How to pass a function template as a template argument?

Question

#include <iostream>

template<typename... Args>
void print(Args const&... args)
{
    (std::cout << ... << args);
}

int main()
{
    std::cout << 1 << 2 << 3 << std::endl; // ok
    print(1, 2, 3);                        // ok
    print(1, 2, 3, std::endl);             // error! How to make it work?
}

See online demo

How to pass a function template as a template argument?

Answer 1

You will have the same issue with other io manipulators that typically are functions that take the stream as parameter, when they are templates. Though you can wrap them in a non-template callable:

#include <iostream>

template<typename... Args>
void print(Args const&... args)
{
    (std::cout << ... << args);
}
    
int main()
{
    std::cout << 1 << 2 << 3 << std::endl; // ok
    print(1, 2, 3);                        // ok
    print(1, 2, 3, [](std::ostream& o) -> std::ostream&{ 
               o << std::endl; 
               return o;
    });             // no error!
}

Output:

123
123123

The syntax is rather heavy so you might want to use a helper type, though I'll leave it to you to write that (just joking, I don't think it is trivial, but I might give it a try later ;). After pondering about it for a while, I am almost certain that there are only the two alternatives: Instantiate the function (see other answer), or wrap the call inside a lambda, unless you want to write a wrapper for each single io manipulator of course.

Answer 2

Here a way:

print(1, 2, 3, std::endl<char, std::char_traits<char>>);

Consider using '\n' instead.

Answer 3

You cannot take address of most standard functions (see can-i-take-the-address-of-a-function-defined-in-standard-library).

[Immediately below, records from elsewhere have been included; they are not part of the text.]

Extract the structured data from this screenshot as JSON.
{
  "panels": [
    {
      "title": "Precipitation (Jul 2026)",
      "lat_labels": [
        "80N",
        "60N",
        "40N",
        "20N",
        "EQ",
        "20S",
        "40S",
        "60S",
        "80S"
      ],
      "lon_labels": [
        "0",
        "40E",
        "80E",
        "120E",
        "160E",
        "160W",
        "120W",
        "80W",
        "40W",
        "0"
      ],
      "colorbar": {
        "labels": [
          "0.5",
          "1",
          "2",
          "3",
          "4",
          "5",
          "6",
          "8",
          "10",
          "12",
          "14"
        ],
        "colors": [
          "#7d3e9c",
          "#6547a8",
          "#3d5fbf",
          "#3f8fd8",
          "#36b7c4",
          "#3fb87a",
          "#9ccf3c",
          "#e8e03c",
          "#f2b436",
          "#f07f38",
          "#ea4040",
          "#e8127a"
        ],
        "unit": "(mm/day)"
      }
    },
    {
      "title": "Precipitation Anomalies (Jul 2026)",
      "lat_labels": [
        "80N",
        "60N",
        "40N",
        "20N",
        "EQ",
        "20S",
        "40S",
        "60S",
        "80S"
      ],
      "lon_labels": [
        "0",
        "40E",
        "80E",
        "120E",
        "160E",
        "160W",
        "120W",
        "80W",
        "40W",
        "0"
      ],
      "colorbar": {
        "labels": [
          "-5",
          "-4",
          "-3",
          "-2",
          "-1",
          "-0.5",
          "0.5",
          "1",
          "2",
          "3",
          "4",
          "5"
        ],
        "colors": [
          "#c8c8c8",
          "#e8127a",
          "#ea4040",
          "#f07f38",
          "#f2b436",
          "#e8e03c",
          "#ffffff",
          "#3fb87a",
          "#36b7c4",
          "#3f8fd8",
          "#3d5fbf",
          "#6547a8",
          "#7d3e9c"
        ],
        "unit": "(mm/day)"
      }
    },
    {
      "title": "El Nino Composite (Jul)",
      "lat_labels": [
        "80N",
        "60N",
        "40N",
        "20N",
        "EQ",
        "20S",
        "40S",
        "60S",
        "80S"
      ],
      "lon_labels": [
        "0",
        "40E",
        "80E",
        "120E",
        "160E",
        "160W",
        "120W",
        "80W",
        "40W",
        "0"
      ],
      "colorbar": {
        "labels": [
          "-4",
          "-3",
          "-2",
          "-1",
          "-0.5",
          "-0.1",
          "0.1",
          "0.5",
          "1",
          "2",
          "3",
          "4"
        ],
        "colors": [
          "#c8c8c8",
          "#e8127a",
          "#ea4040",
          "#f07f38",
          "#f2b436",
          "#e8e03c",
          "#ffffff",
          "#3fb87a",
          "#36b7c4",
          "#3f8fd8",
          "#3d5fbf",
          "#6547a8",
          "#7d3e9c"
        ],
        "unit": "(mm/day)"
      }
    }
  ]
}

Fortunately, io-manipulator is part of the exception (See Addressable_functions).

std::endl is a template function, so you would have to select the correct overload.

using print_manip_t = std::ostream& (*) (std::ostream&);

print(1, 2, 3, print_manip_t{std::endl});
print(1, 2, 3, static_cast<print_manip_t>(std::endl));
print(1, 2, 3, static_cast<std::ostream& (*) (std::ostream&)>(std::endl));

else you have to specify which one you want

print(1, 2, 3, std::endl<char, std::char_traits<char>>);

or wrap it

print(1, 2, 3, [](std::ostream& o) -> std::ostream&{ return o << std::endl; });

Demo